Having tried perhaps a dozen recipes for roll cookies, I've settled on this as my favorite. I get multiple requests for the recipe every time I make these for a party. The recipe is simple and delicious.
Rich Roll Cookies
modified from The Joy of Cooking
makes about four dozen cookies
1 cup butter
2/3 cup sugar
1 teaspoon vanilla or almond extract (I like them both ways)
Combine and add:
2 1/2 cups sifted all-purpose flour
1/2 teaspoon salt
(optional: 1/2 teaspoon grated lemon rind, if you use vanilla instead of almond extract)
Divide dough into three portions. Place each portion between sheets of floured plastic wrap. Press evenly into a disk about 1/4 inch thick. Stack disks on a baking sheet. Chill dough at least 10 minutes before rolling and up to two days.
Preheat oven to 350F.
Working with one portion of dough at a time (keep remaining chilled), peel off plastic wrap and set disk on a floured board. With a floured rolling pin, roll dough about 1/8 inch thick. With floured cookie cutters, cut out cookies. Transfer to parchment-lined sheets, placing cookies about 1 inch apart. Gather up scraps and press into a ball. Roll and cut out remaining cookies.

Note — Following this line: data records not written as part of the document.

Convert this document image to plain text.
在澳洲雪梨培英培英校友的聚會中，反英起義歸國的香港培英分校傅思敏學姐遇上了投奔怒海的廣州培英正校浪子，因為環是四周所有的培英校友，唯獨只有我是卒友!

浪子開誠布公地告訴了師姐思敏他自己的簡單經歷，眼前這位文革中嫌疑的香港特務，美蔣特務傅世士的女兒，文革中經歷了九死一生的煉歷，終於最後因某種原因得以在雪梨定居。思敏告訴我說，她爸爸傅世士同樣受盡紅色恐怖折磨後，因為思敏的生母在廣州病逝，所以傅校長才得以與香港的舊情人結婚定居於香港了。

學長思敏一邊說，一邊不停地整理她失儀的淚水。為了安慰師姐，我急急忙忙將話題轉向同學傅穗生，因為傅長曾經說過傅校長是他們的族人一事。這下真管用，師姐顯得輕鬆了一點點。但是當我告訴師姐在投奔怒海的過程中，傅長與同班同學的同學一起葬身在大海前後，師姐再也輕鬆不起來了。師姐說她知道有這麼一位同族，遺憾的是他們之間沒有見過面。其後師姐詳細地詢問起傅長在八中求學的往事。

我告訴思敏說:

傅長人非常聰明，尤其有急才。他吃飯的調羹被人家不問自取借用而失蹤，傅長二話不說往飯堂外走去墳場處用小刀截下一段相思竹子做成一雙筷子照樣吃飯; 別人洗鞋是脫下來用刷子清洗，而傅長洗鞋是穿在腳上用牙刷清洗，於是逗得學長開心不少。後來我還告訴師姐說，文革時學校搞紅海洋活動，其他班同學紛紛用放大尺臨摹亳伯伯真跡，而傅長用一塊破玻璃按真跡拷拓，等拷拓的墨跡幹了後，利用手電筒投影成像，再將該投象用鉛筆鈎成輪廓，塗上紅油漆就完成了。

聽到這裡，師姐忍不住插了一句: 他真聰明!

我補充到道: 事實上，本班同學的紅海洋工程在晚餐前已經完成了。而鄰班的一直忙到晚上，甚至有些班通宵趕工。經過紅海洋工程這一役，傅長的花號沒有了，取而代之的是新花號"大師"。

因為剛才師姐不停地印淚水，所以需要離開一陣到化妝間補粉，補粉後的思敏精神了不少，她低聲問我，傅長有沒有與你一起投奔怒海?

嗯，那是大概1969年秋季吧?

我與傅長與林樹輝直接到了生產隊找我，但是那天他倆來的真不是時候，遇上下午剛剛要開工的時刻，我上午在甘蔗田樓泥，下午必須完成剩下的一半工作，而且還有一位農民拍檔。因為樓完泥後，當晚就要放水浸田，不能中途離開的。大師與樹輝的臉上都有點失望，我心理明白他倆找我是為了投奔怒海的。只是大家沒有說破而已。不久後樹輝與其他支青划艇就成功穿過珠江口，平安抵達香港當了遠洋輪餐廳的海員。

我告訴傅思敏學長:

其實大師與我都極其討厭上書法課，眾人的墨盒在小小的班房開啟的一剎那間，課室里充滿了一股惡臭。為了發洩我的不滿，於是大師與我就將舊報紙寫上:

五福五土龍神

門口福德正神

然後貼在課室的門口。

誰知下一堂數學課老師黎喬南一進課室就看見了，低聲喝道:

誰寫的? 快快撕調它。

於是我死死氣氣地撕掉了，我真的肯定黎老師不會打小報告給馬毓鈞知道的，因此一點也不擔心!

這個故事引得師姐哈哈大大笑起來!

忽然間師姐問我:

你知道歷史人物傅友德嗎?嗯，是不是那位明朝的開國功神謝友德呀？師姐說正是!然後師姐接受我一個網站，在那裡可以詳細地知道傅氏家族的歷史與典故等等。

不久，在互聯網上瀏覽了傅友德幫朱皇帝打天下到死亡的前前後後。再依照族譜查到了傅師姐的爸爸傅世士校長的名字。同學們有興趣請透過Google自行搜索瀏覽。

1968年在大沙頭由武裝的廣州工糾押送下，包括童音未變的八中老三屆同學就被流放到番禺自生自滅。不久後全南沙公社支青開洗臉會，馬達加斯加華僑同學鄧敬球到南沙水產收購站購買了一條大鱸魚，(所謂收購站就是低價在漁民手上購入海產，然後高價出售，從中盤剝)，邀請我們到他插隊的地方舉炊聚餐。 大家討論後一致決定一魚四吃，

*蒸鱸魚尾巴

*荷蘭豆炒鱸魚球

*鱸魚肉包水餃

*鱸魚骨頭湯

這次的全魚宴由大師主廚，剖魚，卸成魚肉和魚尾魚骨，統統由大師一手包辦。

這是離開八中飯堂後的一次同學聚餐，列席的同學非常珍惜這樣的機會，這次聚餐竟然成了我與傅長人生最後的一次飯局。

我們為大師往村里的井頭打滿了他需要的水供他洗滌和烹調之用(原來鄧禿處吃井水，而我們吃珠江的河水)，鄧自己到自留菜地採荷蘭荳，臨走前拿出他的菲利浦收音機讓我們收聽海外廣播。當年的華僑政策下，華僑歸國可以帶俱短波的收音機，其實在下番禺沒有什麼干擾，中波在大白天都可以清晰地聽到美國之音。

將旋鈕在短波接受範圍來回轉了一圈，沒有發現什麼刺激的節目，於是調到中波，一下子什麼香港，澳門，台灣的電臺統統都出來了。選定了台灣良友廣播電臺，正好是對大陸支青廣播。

Bake 8 to 10 minutes or until slightly colored.
3 tablespoons Meringue Powder
1 lb (4 cups) sifted confectioners' sugar
6 tablespoons warm water
Beat all ingredients until icing forms peaks (7-10 minutes at low speed with a heavy-duty mixer, 10-12 minutes at high speed with a hand-held mixer).
Makes 3 cups.
I recommend not making this too stiff if young children will be decorating/spreading; add water to thin.
Unfortunately, the icing cannot be made in advance, as it hardens. Put it in the mixer 15-30 minutes before your party starts. When the icing is ready, divide into bowls and add color.
Make the dough a couple of days ahead of time; bake all the cookies the day before the party.
Have paper plates available to put cookies on to decorate.
Make more icing than you think you'll need!
Have wet cloths available for sticky hands. Places like Target and Costco sell large inexpensive stacks of white washcloths.
Make about 6 cookies per child.
Cover your table with butcher paper (available at craft stores).
Have bakery boxes available to take home cookies (buy from a local bakery), or use paper plates and staple on another as a lid.
A recipe card with the cookie recipe makes a nice favor to send home with the cookies.
We like to use coconut (looks like snow), marshmallows, holiday M&Ms, gumdrops, red hots, sanding sugars, decorative sprinkles and the like to embellish cookies. Lots of these items are found on the baking aisle of your local supermarket. Check Economy Candy, Fancy Flours and India Tree for unusual candies. We got the little trees, snowflakes and candy canes from Williams Sonoma.
Kids love to use icing pens to decorate with. These can be found on most baking aisles.
Be sure to use food paste to color icing, available at cooking stores or online from stores like Williams Sonoma. A few drops provide vibrant color. I have found it impossible to make red icing with bottled food coloring (pink seems to be as dark as it gets).